The years since had been kind to him. His features softened. His eyes contained a glow. I watched as he cut steak into small bits for his young son. They both shared the same mop of coal black hair and steal blue eyes. His wife, fair skinned and beautiful, sat across from him smiling while she tickled their daughter. The giggling was contagious as small, stifled laughs went through the dining area.
I saw them earlier, pulling into the parking lot of the local eatery in a smart little foreign car. It took a moment for my brain to register what I was seeing. This man with a lovely family and what appeared to be picturesque life used to horrify me. He was my childhood bully and my nemesis.

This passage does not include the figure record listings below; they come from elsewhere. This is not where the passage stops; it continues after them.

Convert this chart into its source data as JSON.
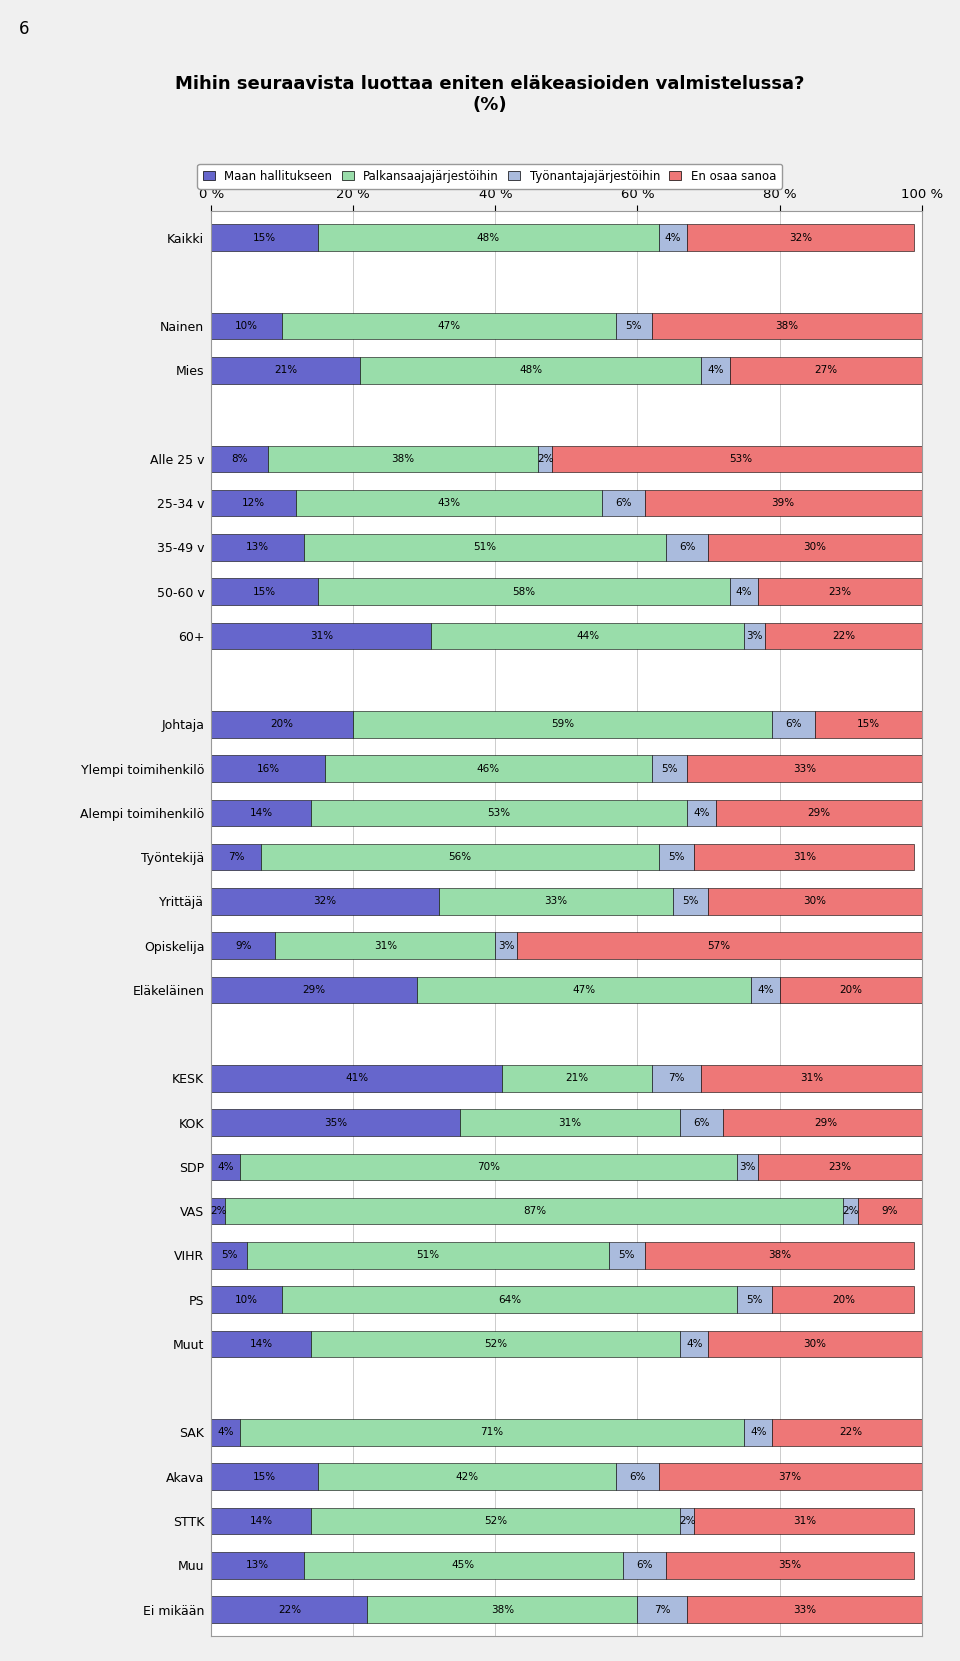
{
  "title": "Mihin seuraavista luottaa eniten eläkeasioiden valmistelussa?\n(%)",
  "page_number": "6",
  "legend_labels": [
    "Maan hallitukseen",
    "Palkansaajajärjestöihin",
    "Työnantajajärjestöihin",
    "En osaa sanoa"
  ],
  "colors": [
    "#6666cc",
    "#99ddaa",
    "#aabbdd",
    "#ee7777"
  ],
  "categories": [
    "Kaikki",
    "",
    "Nainen",
    "Mies",
    "",
    "Alle 25 v",
    "25-34 v",
    "35-49 v",
    "50-60 v",
    "60+",
    "",
    "Johtaja",
    "Ylempi toimihenkilö",
    "Alempi toimihenkilö",
    "Työntekijä",
    "Yrittäjä",
    "Opiskelija",
    "Eläkeläinen",
    "",
    "KESK",
    "KOK",
    "SDP",
    "VAS",
    "VIHR",
    "PS",
    "Muut",
    "",
    "SAK",
    "Akava",
    "STTK",
    "Muu",
    "Ei mikään"
  ],
  "data": [
    [
      15,
      48,
      4,
      32
    ],
    [
      0,
      0,
      0,
      0
    ],
    [
      10,
      47,
      5,
      38
    ],
    [
      21,
      48,
      4,
      27
    ],
    [
      0,
      0,
      0,
      0
    ],
    [
      8,
      38,
      2,
      53
    ],
    [
      12,
      43,
      6,
      39
    ],
    [
      13,
      51,
      6,
      30
    ],
    [
      15,
      58,
      4,
      23
    ],
    [
      31,
      44,
      3,
      22
    ],
    [
      0,
      0,
      0,
      0
    ],
    [
      20,
      59,
      6,
      15
    ],
    [
      16,
      46,
      5,
      33
    ],
    [
      14,
      53,
      4,
      29
    ],
    [
      7,
      56,
      5,
      31
    ],
    [
      32,
      33,
      5,
      30
    ],
    [
      9,
      31,
      3,
      57
    ],
    [
      29,
      47,
      4,
      20
    ],
    [
      0,
      0,
      0,
      0
    ],
    [
      41,
      21,
      7,
      31
    ],
    [
      35,
      31,
      6,
      29
    ],
    [
      4,
      70,
      3,
      23
    ],
    [
      2,
      87,
      2,
      9
    ],
    [
      5,
      51,
      5,
      38
    ],
    [
      10,
      64,
      5,
      20
    ],
    [
      14,
      52,
      4,
      30
    ],
    [
      0,
      0,
      0,
      0
    ],
    [
      4,
      71,
      4,
      22
    ],
    [
      15,
      42,
      6,
      37
    ],
    [
      14,
      52,
      2,
      31
    ],
    [
      13,
      45,
      6,
      35
    ],
    [
      22,
      38,
      7,
      33
    ]
  ],
  "xlim": [
    0,
    100
  ],
  "xticks": [
    0,
    20,
    40,
    60,
    80,
    100
  ],
  "xtick_labels": [
    "0 %",
    "20 %",
    "40 %",
    "60 %",
    "80 %",
    "100 %"
  ],
  "bar_height": 0.6,
  "background_color": "#f0f0f0",
  "chart_background": "#ffffff",
  "border_color": "#999999"
}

For years, as I remember, he taunted and terrorized me on the bus and in the neighborhood. Once he threw buckeyes at me as I stood in my yard. He appeared twice my size. He blooded my nose on more than one occasion. I avoided anywhere I thought he might be like the plague.
The last conflict we had occurred on the morning bus to middle school. It was my first day to school with glasses. I felt awkward and self-conscious that day. He came up from behind me and punched me in the face, causing a lens to pop out. I burst into tears. The driver saw the whole thing and sent us to the principal's office.

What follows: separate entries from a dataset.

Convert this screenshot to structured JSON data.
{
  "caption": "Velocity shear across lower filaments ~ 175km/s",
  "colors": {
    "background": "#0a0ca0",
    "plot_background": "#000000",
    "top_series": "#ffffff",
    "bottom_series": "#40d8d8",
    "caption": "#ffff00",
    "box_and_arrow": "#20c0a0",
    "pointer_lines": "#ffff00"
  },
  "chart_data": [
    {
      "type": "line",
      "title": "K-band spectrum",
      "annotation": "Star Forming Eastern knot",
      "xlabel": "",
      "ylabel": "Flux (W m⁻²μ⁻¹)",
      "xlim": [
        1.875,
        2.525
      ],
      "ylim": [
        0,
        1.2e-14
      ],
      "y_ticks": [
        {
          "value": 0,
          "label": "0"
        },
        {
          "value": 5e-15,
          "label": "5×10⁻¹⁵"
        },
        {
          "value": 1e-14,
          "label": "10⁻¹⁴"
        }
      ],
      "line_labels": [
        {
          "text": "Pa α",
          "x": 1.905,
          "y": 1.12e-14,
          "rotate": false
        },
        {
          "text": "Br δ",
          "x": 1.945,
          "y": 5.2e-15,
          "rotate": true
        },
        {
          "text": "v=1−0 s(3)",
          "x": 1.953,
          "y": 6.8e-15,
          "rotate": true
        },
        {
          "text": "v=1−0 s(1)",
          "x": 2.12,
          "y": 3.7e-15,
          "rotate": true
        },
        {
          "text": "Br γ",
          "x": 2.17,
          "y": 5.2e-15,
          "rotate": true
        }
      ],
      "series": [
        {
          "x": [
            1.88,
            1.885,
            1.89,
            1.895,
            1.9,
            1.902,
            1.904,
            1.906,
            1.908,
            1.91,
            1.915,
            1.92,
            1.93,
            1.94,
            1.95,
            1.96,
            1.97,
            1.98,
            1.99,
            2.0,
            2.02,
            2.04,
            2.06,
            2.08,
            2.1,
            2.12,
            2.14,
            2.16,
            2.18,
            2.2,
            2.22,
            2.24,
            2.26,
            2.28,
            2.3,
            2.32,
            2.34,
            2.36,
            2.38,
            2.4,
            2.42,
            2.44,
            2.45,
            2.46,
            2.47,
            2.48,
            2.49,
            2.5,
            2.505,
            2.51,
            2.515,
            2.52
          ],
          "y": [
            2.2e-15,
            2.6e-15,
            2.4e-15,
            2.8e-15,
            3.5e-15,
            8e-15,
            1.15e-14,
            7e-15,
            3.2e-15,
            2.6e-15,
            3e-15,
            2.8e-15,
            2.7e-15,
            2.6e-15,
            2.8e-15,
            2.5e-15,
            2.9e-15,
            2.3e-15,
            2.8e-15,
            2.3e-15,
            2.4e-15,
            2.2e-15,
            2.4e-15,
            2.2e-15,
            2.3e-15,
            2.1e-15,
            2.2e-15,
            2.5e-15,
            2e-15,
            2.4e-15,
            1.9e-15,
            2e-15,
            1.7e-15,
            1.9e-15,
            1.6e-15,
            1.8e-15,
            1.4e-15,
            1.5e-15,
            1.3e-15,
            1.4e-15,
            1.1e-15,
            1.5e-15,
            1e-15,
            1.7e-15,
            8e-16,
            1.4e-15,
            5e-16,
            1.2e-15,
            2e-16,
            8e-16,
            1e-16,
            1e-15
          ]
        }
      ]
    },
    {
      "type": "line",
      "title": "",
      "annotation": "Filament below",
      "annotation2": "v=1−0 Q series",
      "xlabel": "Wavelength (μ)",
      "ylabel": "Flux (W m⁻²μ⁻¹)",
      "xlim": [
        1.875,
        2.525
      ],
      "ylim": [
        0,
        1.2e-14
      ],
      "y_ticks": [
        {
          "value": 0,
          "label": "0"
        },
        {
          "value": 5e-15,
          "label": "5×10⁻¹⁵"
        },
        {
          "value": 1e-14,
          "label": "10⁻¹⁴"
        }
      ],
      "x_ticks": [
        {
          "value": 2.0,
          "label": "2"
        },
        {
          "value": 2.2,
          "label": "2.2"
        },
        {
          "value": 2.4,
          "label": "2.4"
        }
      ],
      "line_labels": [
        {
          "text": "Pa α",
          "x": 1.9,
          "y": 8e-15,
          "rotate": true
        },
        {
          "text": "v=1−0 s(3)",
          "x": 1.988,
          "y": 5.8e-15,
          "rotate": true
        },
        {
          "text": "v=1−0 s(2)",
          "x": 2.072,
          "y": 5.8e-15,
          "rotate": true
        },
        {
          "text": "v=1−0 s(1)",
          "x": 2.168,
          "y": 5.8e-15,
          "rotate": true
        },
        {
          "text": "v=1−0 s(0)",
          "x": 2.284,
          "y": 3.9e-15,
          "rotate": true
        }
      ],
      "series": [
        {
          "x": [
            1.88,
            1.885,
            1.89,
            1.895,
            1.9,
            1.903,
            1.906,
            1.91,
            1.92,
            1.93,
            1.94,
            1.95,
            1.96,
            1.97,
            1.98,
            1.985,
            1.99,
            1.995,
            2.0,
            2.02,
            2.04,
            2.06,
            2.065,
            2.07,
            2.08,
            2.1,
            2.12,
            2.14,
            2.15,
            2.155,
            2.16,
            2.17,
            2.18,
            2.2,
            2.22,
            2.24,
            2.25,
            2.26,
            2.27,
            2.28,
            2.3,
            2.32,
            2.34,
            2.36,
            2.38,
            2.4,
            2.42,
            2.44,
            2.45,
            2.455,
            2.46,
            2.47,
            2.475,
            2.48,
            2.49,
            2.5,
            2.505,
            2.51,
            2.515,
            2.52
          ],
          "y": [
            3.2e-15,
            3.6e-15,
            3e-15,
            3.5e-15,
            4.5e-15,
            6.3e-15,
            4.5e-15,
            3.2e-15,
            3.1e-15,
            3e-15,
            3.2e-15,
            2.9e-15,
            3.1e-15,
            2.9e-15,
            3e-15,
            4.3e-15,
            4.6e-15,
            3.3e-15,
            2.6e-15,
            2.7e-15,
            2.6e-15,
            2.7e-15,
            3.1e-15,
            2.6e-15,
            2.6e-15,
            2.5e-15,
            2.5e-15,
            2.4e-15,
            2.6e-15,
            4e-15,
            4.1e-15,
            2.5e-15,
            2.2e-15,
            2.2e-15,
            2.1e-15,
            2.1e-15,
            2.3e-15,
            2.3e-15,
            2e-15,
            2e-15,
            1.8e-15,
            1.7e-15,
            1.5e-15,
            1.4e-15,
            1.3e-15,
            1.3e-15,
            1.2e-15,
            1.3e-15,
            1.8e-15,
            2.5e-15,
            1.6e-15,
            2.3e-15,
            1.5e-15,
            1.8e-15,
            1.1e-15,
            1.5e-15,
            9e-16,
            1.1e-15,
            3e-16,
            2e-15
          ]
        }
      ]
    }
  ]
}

In that office I saw some things I never forgot. I appeared the good, quiet kid. Initially, he was treated like dirt by the principal. Without knowing the details, my innocence was assured in the principal's eyes. Suddenly though my nemesis broke out into his own tears.
"I hate you," he said to me. "I hate you because you think your mom and dad are better than mine . . . because you think you're better than me.”
He sobbed. I was excused from the office. Through the years, through my parents and others, I learned his father was most likely an alcoholic. My bully's father was most definitely abusive. His dad left the family that year.
The boy who was my nemesis was held back our seventh grade year. Grade levels protected me from any further taunts and us any interaction. We road different buses afterward. In high school I drove to school as he still road the bus.
I didn't think about him for years. When I saw him, as an adult, I wondered if I had taunted him in cowardly jest when I saw him as a child. It is possible. Mock superiority was my cloak of protection growing up.
For a second in the restaurant, in between steak cuts our eyes locked. A sense of recognition passed between us. Without pity or despair I sensed the irony there.
In the time between he formed a family of his own, something so desperately missing in his own childhood. I, in turn, had my own dark and lost years with my moment of honest emotion and pain.